When a fast-moving wildfire disappeared behind a hill on the horizon, Vern Scherrer thought it had fizzled out in the Spokane River. When he saw it crown another hill, this one on his side of the river, he knew he was in trouble.

“I called the police department, and they said, ‘Get out of there!’ ” said the 83-year-old Korean War veteran, who lived alone in a trailer on the Spokane Indian Reservation. “So I set my horse loose and hollered at him, hoping he’d run off to find a mare over the hills. And instead I came back and he’s dead in that gulley.”

In addition to his prized stallion and his home, Scherrer lost his cat and dog, and several cars and trucks he said were worth $40,000. He lived off Social Security and didn’t have insurance, like many of those on the reservation northwest of Spokane.

But if there’s one thing keeping his spirits up, it’s the outpouring of support he has received from surrounding communities. Since his property was reduced to ash heaps on Monday, Scherrer has spent every night in the gymnasium at the Wellpinit School, where volunteers have been working tirelessly to connect residents with donated goods.
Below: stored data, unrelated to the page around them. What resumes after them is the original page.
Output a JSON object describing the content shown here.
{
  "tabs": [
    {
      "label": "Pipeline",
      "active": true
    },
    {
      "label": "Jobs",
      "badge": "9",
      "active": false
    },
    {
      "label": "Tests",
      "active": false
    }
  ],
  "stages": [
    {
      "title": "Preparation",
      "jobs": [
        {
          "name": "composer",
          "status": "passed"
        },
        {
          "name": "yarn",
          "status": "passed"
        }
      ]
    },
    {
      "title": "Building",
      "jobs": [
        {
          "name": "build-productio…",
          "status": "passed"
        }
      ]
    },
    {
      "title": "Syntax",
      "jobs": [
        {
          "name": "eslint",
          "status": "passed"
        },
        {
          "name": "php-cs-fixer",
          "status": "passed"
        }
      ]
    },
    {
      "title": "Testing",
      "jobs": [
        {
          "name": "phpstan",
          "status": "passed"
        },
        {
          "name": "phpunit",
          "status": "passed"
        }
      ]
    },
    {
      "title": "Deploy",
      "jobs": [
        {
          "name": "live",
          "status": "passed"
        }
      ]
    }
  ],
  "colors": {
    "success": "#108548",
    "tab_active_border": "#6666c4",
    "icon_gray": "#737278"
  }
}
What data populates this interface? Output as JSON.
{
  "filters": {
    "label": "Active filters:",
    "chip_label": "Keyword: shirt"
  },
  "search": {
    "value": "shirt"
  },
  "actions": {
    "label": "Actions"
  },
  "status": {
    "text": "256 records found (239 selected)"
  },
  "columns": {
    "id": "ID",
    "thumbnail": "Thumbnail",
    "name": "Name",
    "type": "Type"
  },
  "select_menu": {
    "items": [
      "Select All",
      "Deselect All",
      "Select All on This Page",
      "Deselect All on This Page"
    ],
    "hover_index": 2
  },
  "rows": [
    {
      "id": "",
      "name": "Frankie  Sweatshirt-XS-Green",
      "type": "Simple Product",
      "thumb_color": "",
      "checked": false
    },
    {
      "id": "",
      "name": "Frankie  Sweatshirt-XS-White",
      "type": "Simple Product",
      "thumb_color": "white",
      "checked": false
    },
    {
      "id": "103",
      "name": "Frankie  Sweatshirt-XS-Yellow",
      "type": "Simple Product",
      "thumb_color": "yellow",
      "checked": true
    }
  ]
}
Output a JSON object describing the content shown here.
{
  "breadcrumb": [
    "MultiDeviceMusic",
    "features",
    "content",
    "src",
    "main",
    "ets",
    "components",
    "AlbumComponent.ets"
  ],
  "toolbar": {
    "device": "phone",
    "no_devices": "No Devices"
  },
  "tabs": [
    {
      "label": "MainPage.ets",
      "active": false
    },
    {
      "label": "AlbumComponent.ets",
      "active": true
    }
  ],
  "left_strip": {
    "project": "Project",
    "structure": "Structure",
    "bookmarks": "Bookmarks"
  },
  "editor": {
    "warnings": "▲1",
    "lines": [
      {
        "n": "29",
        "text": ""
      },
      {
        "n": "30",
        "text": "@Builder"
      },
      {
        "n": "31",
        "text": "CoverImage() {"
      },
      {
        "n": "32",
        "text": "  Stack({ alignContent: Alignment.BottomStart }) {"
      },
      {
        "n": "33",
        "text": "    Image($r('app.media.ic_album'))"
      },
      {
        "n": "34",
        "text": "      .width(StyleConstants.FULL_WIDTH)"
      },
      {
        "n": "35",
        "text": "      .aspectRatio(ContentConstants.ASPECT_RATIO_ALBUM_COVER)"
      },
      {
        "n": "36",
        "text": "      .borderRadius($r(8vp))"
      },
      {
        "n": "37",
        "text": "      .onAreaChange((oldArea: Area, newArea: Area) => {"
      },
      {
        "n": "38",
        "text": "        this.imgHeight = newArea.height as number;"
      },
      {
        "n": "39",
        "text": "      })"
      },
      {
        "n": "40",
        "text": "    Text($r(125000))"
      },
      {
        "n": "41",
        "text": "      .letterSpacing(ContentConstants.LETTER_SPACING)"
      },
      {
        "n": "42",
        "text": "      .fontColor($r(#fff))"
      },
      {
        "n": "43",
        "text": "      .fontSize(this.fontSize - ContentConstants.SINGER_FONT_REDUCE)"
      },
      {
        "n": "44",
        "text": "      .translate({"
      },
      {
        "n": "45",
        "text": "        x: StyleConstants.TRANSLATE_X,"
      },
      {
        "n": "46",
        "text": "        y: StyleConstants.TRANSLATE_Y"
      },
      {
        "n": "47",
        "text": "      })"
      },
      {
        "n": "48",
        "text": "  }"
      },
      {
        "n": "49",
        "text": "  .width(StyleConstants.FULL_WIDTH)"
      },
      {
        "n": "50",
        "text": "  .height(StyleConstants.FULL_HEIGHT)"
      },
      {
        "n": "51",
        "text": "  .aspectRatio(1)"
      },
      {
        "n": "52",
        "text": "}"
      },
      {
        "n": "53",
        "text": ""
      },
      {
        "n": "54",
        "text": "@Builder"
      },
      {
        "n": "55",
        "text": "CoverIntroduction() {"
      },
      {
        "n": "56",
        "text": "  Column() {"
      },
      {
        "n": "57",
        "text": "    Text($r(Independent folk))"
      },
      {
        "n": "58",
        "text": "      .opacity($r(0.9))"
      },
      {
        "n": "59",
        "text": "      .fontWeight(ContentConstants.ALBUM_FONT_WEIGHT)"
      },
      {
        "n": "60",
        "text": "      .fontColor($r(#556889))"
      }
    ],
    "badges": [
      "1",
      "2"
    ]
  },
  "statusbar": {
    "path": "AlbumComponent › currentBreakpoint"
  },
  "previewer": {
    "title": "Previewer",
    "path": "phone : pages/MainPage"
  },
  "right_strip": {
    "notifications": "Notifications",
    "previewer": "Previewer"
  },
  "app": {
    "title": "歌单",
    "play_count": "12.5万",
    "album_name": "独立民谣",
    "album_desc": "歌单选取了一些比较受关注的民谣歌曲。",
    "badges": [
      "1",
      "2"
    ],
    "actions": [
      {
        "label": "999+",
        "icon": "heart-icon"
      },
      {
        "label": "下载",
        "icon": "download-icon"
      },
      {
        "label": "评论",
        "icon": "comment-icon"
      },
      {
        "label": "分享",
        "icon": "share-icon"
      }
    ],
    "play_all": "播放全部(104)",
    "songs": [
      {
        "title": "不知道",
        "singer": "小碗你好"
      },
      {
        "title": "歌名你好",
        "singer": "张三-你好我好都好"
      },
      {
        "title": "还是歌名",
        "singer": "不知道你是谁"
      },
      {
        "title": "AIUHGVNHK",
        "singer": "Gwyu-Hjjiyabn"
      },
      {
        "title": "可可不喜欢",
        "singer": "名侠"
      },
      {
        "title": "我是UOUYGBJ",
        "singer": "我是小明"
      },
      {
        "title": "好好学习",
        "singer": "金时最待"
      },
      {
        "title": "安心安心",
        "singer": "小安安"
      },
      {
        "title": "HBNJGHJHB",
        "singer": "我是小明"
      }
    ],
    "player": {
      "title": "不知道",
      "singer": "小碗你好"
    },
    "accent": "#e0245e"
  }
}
“They’ve been fantastic,” said Scherrer, who’s not a member of the Spokane Tribe.

The Cayuse Mountain fire spared the tiny town of Wellpinit, Washington, which serves as headquarters for the Spokane Indian Reservation. But it has burned more than 18,000 acres of forests and farmland in Lincoln and Stevens counties, and destroyed 13 homes on the reservation.

The resulting power outage caused food to spoil at the only grocery store in Wellpinit, and blew a pump in the town’s only well.

Avista Utilities wasn’t aware of the well problem until Thursday, said spokeswoman Debbie Simock. Wendy Wynecoop, who sits on the board of the Spokane Tribal Network, said a new pump is on the way.

“(Drinking) water was starting to be an issue,” said Scott Peone, who manages the tribe’s food assistance program. “But with all these donations, I don’t think we’re quite as worried anymore.”

The Cayuse Mountain fire comes a year after the much larger Carpenter Road fire torched parts of the reservation.

On Thursday, Diane Andrews and her family visited the Wellpinit store to pick up fresh produce and several cases of bottled water donated from the Kalispel Tribe.

Just up the road at the Wellpinit School, Angela Andrew helped her 7-year-old grandaughter, Cienna Abrahamson, choose a pink shirt from a stockpile of donated clothing.

“It’s made all the difference,” said Wynecoop, who also works at the school. Her aunt and uncle, who lived beside the river, were the first to lose their home in the fire.

“It just hit so fast,” she said. “I think everyone is still in shock from how fast that came through.”